Et que nous rapportera au Québec ce warfare state ? Certains souhaitent que nous ayons notre part de dépenses militaires. Mais au-delà de cette préoccupation qui ne tient aucunement compte des drames que sèment les engins de mort, que nous rapporte le warfare state ? Dupuis-Déri répond qu’ici nous suivons la tangente étasunienne : accroissement des budgets militaires qui diminuera d’autant l’argent nécessaire à l’éducation, à la santé et aux services sociaux. L’écart entre les riches et les pauvres s’accentuera. Et parmi ces derniers, ce sont les noirs aux Etats-Unis et les autochtones au Canada, nous signale FDD, chez qui l’on dénote le plus grand nombre de volontaires prêt à courir le risque, au hasard d’une simple patrouille, de devenir de la bouillie sous l’effet d’une bombe artisanale.

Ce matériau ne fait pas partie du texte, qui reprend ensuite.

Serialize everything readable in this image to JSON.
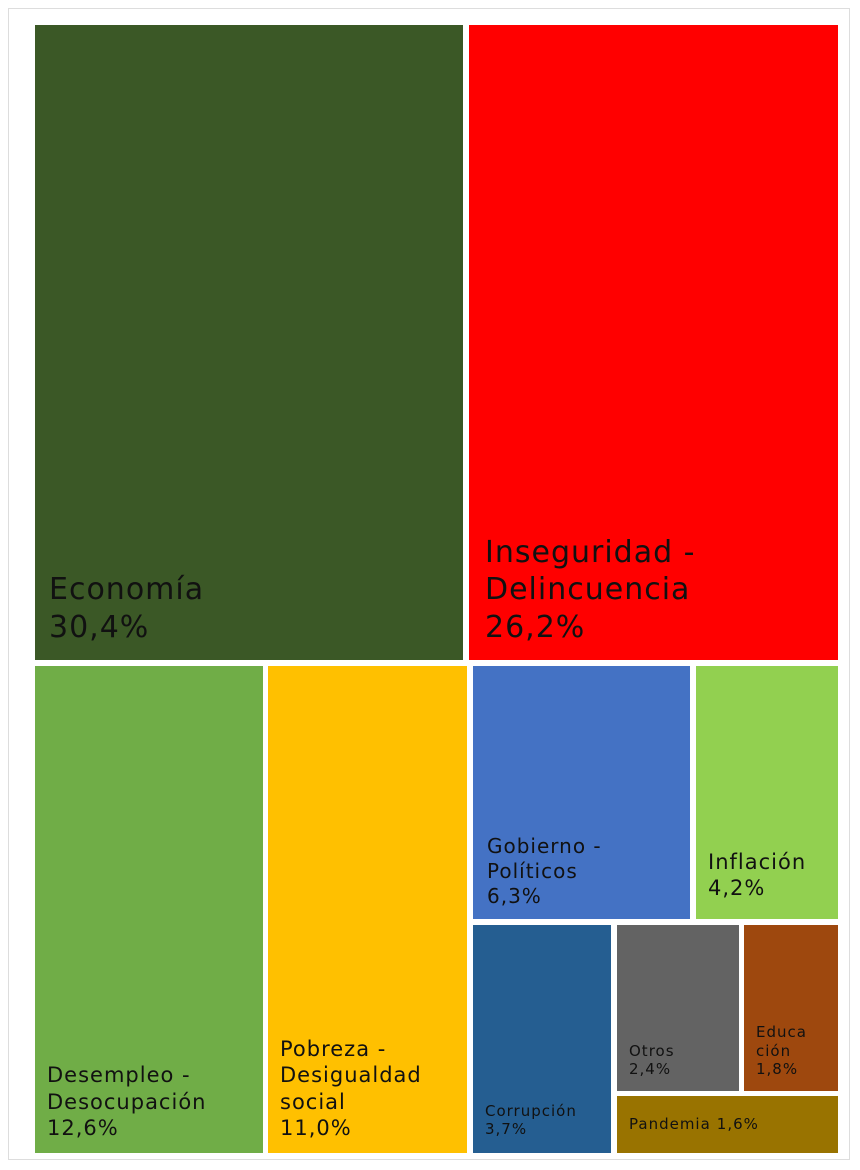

Le 3 juillet dernier, j’étais à Québec afin de commémorer le 400e anniversaire de la ville. Francis y était également, mais nous n’étions pas de la même manif. Il était parmi ceux qui protestaient contre la trop grande présence de l’armée à ces réjouissances alors qu’avec d’autres, je le faisais contre le manque de substance historique de la commémoration. J’aurais pu être avec Francis malgré que m’aurait tout probablement gêné la trop grande présence de drapeaux rouges et de drapeaux noirs flottant au dessus des manifestants. Et du trop peu de fleurs-de-lysée.

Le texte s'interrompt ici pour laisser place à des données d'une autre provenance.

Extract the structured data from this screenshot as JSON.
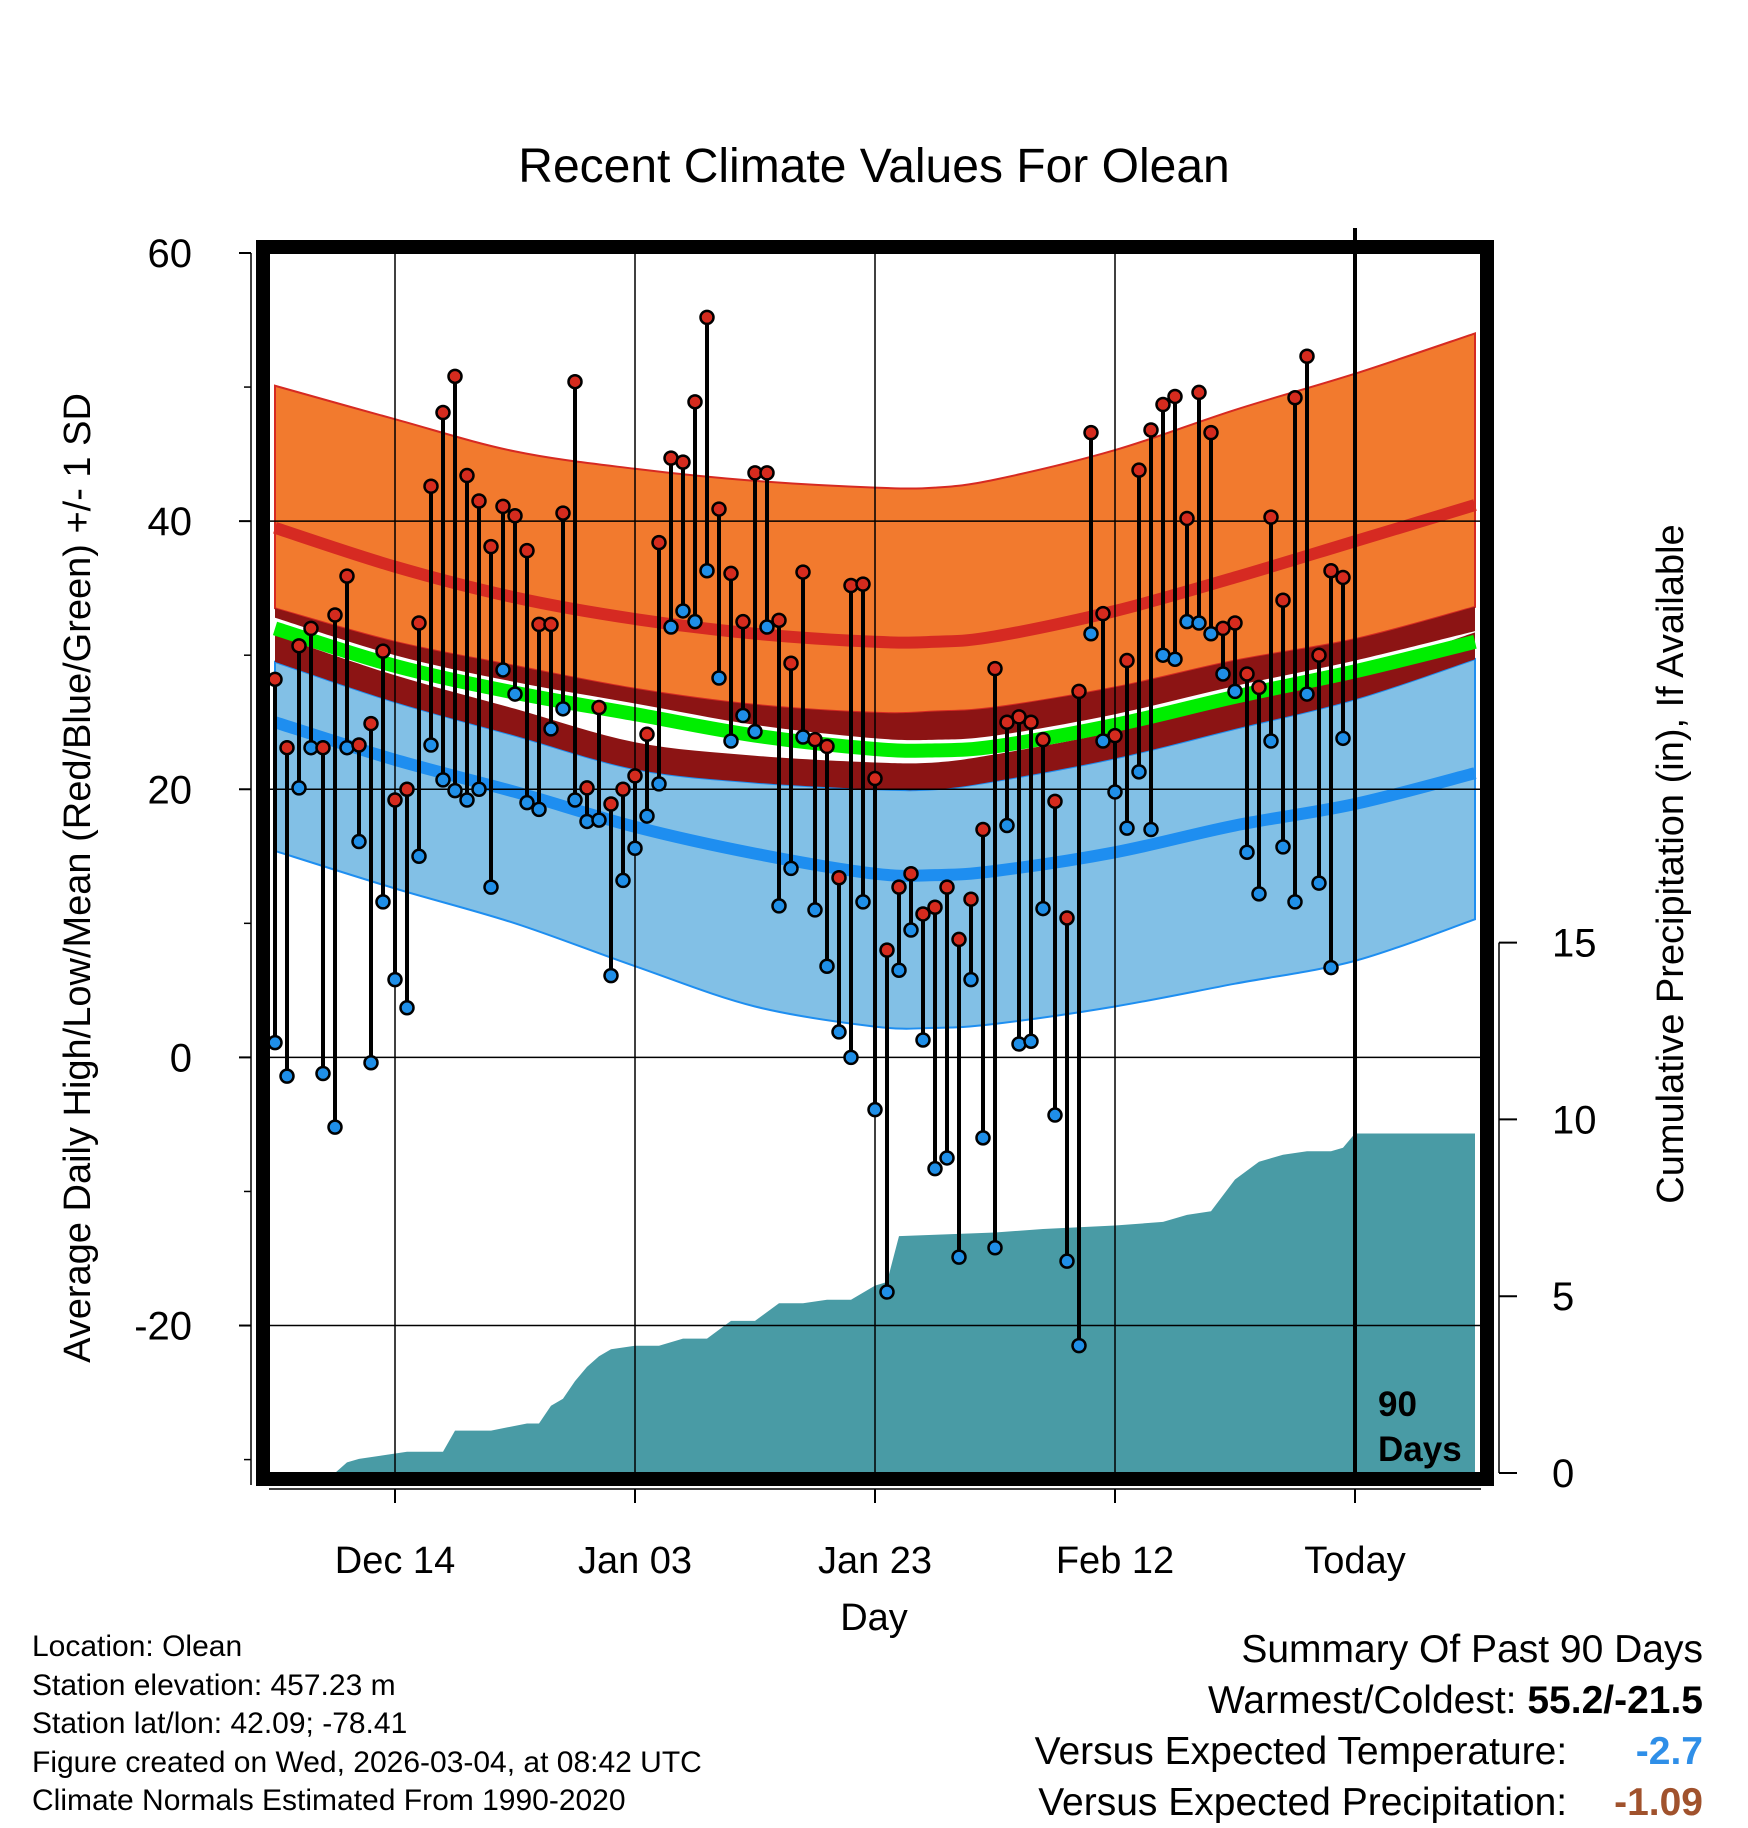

La lecture de L’Éthique du vampire ne m’ayant pas convaincu que l’anarchisme saura un jour libérer le monde du workfare state – ou du warfare state -, c’est bien là le plus grand point de divergence entre nous.

(1) Francis Dupuis-Déri, L’étique du vampire, de la guerre d’Afghanistan et quelques horreurs du temps présent, Lux, Montréal, 2007 (2) pages 58 et 59 (3) page 61 (4) page 101. – Par rigueur grammaticale sauf pour les citations, FDD n’ajoute pas de s parlant « des taliban ».